Tudo o que queria era um paracetamol para as dores de cabeça, mas as dislexias de quem anda cansado pedem outras coisas ao farmacêutico: - Boa tarde. Tem passaretamol? - Passareta mole? Tenho em casa, mas é para mim.
Continuando na ordem das designações dúbias. Durante um certo período da minha infância tive a falsa ideia de que Lisboa era a cidade mais limpa e polida do mundo. Terá sido na sequência de uma frase que um polícia me dirigiu, com sotaque do interior norte, oh jovem, não se pontapeia o equipamento urbano.
Um produto no supermercado, com a volátil designação de Creme Vegetal para Barrar, deixa-me na dúvida se o devo comer com tostas ou espalhá-lo na cara depois de me barbear. Não fosse a sua localização geográfica, estrategicamente colocado entre manteigas, queijos e outras coisas cremosas que se comem, não saberia mesmo como utilizá-lo. Concluindo então que se trata de um produto alimentar, restou-me decidir que nunca comerei nada com tal nome.
As renas comem o Pai Natal, cozido, com couve portuguesa e batatas. O peru anda perdido na Lapónia, disfarçado de pinguim. O bacalhau está internado, numa clínica veterinária.
A 14 de Dezembro de 1503 nasceu Nostradamus. Agora, 505 anos depois, ainda nos lembramos dele por causa do rol de disparates que escreveu.

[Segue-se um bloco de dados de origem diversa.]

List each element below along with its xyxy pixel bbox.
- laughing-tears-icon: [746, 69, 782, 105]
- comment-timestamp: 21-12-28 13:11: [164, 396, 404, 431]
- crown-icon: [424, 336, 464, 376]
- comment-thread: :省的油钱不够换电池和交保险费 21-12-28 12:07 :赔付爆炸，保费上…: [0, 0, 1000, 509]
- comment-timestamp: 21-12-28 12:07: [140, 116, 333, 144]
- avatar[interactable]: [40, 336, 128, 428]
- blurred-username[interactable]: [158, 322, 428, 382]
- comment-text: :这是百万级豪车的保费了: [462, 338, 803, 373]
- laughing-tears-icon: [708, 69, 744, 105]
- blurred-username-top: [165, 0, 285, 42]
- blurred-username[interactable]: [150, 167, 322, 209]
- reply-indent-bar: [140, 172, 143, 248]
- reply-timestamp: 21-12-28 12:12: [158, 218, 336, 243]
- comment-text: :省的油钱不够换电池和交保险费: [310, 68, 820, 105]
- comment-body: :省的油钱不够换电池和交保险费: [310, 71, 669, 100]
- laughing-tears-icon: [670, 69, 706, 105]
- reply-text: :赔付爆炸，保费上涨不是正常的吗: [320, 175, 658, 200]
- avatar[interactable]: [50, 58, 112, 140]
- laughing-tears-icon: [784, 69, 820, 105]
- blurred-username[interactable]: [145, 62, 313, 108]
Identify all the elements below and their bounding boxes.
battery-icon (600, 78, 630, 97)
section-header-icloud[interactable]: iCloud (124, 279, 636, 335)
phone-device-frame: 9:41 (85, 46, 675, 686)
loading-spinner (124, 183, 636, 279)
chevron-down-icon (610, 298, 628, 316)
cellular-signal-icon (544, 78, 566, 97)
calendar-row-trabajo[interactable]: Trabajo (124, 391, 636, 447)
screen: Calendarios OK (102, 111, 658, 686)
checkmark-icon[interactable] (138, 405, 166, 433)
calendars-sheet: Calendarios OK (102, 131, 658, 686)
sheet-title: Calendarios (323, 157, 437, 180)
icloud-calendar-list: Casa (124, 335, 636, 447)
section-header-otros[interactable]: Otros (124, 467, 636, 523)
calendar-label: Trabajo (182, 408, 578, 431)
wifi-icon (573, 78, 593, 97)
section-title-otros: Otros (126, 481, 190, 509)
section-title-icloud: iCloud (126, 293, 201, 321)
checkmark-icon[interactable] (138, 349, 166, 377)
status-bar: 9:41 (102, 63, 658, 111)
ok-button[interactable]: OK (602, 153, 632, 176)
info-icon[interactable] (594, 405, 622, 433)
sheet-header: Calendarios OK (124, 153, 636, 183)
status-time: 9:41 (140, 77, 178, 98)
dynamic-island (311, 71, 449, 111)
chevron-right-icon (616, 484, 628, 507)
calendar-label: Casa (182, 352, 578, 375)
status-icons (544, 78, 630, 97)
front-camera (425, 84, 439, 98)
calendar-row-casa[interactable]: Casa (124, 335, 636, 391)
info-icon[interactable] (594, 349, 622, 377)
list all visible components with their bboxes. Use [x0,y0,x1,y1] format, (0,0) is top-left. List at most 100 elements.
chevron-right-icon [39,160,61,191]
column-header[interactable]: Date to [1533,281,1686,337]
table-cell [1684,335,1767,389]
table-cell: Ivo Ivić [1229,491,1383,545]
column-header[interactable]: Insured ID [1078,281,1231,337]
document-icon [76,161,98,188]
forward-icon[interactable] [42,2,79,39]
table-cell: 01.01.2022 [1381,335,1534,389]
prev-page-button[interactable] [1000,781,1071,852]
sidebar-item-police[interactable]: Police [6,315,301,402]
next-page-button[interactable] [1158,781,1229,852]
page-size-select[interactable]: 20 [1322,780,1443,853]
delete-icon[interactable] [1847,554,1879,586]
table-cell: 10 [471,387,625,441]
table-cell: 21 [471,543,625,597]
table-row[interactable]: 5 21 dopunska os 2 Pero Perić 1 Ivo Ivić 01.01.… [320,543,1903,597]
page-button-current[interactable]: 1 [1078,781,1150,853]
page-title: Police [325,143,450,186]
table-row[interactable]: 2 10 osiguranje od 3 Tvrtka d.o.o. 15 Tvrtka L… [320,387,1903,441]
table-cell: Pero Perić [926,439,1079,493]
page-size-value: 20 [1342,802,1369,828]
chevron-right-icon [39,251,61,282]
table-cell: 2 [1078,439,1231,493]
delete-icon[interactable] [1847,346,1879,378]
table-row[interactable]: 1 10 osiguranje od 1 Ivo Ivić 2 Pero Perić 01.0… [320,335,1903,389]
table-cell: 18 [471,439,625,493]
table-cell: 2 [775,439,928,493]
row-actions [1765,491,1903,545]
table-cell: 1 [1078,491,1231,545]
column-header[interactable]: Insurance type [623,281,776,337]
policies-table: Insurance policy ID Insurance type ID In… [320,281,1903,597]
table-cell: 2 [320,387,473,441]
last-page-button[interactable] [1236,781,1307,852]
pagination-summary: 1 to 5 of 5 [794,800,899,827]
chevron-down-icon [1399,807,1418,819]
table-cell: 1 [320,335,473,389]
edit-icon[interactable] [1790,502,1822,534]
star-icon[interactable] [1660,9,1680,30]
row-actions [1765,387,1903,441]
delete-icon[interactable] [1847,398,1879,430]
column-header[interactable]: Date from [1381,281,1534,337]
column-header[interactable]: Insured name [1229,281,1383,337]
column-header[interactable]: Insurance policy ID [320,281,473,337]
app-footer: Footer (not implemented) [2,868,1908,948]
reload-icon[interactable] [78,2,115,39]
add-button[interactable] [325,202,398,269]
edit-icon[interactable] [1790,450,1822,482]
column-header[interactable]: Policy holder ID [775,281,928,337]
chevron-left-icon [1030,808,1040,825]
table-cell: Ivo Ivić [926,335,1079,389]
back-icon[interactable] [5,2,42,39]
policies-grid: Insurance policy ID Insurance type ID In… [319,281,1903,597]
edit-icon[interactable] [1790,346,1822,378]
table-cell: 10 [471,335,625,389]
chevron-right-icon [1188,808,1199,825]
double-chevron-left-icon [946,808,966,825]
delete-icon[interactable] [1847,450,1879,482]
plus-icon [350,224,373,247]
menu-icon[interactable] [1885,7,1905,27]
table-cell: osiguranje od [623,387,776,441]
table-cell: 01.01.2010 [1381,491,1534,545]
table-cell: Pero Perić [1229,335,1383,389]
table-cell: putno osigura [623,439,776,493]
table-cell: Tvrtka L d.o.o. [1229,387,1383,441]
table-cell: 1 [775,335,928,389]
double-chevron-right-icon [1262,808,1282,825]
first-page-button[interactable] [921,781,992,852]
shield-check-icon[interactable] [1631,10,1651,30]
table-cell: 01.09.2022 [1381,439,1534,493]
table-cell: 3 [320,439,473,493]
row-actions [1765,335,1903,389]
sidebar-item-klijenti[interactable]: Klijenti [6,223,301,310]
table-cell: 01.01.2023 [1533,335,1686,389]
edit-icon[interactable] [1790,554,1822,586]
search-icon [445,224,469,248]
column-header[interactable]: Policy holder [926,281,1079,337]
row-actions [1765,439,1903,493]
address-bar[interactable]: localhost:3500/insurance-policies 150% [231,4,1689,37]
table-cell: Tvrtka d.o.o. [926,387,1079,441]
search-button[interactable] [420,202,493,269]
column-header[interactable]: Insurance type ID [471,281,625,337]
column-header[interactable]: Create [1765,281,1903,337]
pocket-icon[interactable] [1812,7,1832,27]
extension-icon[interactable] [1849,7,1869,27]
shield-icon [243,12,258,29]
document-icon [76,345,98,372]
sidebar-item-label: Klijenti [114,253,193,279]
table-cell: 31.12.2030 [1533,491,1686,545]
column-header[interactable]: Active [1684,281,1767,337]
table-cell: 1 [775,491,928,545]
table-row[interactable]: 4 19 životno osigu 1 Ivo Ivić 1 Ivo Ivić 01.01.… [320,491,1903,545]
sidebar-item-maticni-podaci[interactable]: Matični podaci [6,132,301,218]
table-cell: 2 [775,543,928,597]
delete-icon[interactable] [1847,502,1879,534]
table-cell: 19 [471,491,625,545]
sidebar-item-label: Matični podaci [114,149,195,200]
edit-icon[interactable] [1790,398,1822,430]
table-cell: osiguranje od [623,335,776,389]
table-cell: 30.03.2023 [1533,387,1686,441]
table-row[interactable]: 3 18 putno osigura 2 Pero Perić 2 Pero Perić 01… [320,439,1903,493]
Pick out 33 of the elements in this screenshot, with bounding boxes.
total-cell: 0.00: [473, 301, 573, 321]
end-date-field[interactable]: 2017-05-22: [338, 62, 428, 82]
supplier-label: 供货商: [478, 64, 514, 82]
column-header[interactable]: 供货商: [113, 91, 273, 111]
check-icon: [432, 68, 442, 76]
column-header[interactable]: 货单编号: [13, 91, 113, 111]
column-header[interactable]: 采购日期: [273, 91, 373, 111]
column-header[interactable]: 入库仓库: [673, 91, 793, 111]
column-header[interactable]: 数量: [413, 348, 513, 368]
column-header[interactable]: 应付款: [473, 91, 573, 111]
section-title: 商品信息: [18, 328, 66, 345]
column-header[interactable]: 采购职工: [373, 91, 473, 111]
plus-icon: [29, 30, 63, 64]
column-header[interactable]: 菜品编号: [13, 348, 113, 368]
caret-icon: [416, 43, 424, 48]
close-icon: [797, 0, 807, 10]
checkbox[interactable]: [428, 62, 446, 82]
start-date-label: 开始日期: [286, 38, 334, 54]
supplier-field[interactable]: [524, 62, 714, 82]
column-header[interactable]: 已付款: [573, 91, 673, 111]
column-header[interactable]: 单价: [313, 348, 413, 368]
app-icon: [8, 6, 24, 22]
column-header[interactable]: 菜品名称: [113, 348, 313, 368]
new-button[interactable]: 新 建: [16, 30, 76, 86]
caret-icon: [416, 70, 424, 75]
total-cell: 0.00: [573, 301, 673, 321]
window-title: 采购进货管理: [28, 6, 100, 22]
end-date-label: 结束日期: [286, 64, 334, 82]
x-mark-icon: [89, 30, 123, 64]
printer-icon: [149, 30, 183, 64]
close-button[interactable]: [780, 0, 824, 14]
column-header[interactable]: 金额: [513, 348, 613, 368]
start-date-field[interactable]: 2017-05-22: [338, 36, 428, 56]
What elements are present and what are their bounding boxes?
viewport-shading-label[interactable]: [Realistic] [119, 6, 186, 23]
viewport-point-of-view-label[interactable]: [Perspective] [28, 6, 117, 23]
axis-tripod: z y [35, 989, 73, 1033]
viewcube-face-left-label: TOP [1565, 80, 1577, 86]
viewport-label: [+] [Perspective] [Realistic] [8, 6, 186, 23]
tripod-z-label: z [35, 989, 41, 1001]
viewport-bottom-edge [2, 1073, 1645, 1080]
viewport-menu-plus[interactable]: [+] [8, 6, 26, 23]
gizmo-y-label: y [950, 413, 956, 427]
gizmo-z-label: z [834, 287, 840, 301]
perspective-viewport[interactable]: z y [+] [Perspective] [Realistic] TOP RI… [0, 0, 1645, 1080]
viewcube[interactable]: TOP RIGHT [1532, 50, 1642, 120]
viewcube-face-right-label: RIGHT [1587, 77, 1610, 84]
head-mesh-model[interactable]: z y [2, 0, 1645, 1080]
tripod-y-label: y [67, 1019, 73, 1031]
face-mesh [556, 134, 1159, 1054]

A 14 de Dezembro de 1972 nasceu um filho da minha mãe que aqui escreve um rol de disparates diferentes dos de Nostradamus. Ainda assim podemos classificá-los como disparates. Em 2513 ninguém se lembrará dele.
Dirigindo-se para mim, o puto da loja fazia valer todo o seu paleio comercial para me vender a mala.
Veja, o material é muito bom. É feita de...
Assim que vi as reticências a saírem-lhe da boca a meio da frase, apenas tive tempo de perceber que seria bom não ouvir o que estava para vir.
...é feita de kispo
Há momentos da erudição alheia que exigem de mim um esforço suplementar para manter a postura. Com a mão esquerda ajeitei a barba por fazer há dois mil e quatrocentos anos, rodei depressa sobre as sandálias fazendo esvoaçar a túnica em círculo e de frente para a assembleia inquiri:
Ó Platão, já viste este fedelho a chamar kispo a um polímero termoplástico? Como é que explicas isto?
Para reforçar a ideia do post anterior convém esclarecer: Too leite my friend, não é a mesma coisa que, Demasiado milk meu amigo. Arrotemos uma vez mais porque a lactose não é para aqui chamada.
(Acreditem que isto começa a fazer muito sentido para mim. Na pior das hipóteses acabo a explicar isto a alguém no Miguel Bombarda)
Estas calças da moda, que prolongam o rabo num saco flácido até o meio das pernas á laia de grande reservatório de cocó, deixam os putos suburbanos a andar como os pinguins. Sempre achei que as tendências da moda deveriam procurar a simplificação. É obvio que não percebo nada de moda.
Campo de Ourique cheira a castanhas, dizia eu quando era miúdo. Já em idade adulta, descobri que esse perfume não era mais do que o resultado da azáfama do crematório do cemitério inglês.
Moro relativamente perto do cemitério do Alto de São João. Hoje quando saí de casa cheirava a Campo de Ourique.